Pembelajaran di SLB B

·         Kurikulum yang digunakan adalah kurikulum tingkat satuan pendidikan (KTSP) dengan bobot yang berbeda dan disesuaikan dengan ketunaannya, hal ini disebabkan karena SLB berbeda dengan sekolah reguler dari segi akademisnya, sosialnya, dan banyak hal yang membuat anak-anak yang sekolah di SLB itu berbeda dengan anak-anak yang bersekolah di sekolah reguler. RPP yang digunakan di SLB sama dengan RPP yang ada di sekolah regular namun disesuaikan dengan kondisi setiap kelas, dimana ada tiga kriteria yang dimiliki oleh anak yaitu total, sedang, dan ringan. Keberhasilan yang dicapai oleh setiap anak pun berbeda, ada yang bisa menangkap dalam waktu 1 hari, seminggu, sebulan bahkan tahunan tergantung kemampuan anak tersebut dalam menangkap materi pembelajaran.

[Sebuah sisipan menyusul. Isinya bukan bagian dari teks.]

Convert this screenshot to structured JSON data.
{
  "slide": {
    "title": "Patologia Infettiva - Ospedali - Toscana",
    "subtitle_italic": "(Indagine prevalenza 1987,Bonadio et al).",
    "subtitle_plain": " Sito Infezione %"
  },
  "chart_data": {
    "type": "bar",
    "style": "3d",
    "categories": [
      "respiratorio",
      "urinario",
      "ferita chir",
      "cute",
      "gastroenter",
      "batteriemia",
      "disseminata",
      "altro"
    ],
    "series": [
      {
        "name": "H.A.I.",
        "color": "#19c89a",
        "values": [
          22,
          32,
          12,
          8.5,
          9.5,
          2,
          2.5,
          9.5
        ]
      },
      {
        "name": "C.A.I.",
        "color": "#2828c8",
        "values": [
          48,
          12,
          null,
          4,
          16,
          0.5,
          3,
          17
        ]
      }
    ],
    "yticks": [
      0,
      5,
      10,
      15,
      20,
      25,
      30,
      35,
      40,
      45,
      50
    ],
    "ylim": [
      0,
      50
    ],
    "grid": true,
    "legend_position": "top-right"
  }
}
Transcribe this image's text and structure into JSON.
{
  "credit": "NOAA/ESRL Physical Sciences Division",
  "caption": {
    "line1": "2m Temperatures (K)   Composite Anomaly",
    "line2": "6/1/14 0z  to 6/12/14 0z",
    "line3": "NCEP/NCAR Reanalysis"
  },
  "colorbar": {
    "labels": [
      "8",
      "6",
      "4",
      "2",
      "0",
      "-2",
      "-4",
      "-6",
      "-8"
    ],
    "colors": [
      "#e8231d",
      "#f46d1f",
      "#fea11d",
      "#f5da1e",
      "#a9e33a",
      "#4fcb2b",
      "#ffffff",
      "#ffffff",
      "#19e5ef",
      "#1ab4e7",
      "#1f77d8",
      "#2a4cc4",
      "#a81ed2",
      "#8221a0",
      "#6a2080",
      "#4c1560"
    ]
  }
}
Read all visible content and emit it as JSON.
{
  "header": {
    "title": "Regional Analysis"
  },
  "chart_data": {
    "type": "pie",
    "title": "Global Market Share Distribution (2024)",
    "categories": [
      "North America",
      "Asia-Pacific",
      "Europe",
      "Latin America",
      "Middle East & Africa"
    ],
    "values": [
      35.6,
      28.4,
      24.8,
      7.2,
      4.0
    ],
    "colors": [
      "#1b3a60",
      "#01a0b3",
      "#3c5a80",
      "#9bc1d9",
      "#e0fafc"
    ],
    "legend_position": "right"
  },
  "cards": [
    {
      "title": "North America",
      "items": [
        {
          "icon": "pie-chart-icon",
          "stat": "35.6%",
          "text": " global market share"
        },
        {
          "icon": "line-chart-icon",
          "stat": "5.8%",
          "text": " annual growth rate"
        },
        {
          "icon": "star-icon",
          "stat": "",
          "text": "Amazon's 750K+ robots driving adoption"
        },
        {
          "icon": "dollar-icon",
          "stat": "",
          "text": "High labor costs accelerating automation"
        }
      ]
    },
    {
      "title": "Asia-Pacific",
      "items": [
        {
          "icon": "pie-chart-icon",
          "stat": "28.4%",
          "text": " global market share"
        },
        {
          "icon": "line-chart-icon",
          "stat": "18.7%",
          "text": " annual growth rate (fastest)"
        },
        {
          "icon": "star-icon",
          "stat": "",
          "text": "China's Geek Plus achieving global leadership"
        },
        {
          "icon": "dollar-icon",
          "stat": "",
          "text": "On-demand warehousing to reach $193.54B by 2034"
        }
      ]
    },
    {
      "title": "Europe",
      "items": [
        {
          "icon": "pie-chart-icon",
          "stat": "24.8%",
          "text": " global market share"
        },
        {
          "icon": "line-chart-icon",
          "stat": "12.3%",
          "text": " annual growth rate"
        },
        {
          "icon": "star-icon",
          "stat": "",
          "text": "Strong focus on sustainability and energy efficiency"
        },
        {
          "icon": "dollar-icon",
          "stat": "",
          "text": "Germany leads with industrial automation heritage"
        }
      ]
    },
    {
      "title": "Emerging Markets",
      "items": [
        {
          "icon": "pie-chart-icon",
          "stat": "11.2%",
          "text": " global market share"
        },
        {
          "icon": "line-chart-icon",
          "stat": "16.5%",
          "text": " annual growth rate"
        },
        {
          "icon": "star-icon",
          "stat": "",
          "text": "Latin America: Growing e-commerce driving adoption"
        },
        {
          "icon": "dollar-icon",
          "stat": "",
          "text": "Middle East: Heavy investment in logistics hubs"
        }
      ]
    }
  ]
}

·         Di SLB B layanan pendidikan yang digunakan yaitu lebih banyak menggunakan layanan face to face (tatap muka) karena di SLB tidak mungkin menggunakan sistim klasikal, hal itu disebabkan oleh SLB menangani anak yang berkebutuhan khusus perlu penanganan khusus dan yang lebih banyak diterapkan yaitu bimbingan perseorangannya. Jika  di sekolah reguler, guru bisa sambil menulis, berbicara membelakangi siswa. Sedangkan jika dibandingkan dengan SLB B guru tidak bisa melakukan hal yang sama dengan guru di sekolah reguler seperti sambil menulis, berbicara membelakangi siswa harus langsung bertatap muka kemudian mimiknya bagaimana, ucapannya bagaimana banyak hal yang harus diperhatikan untuk melayani mereka pengenalan terhadap sesuatu itu yang sulit. Pada tiap kelas juga disediakan cermin yang berfungsi untuk melatih anak dalam artikulasi (gerak bibir). Lampu di setiap kelas selalu dinyalakan dengan tujuan anak dapat dengan jelas membaca mimik guru pada saat menjelaskan materi pelajaran.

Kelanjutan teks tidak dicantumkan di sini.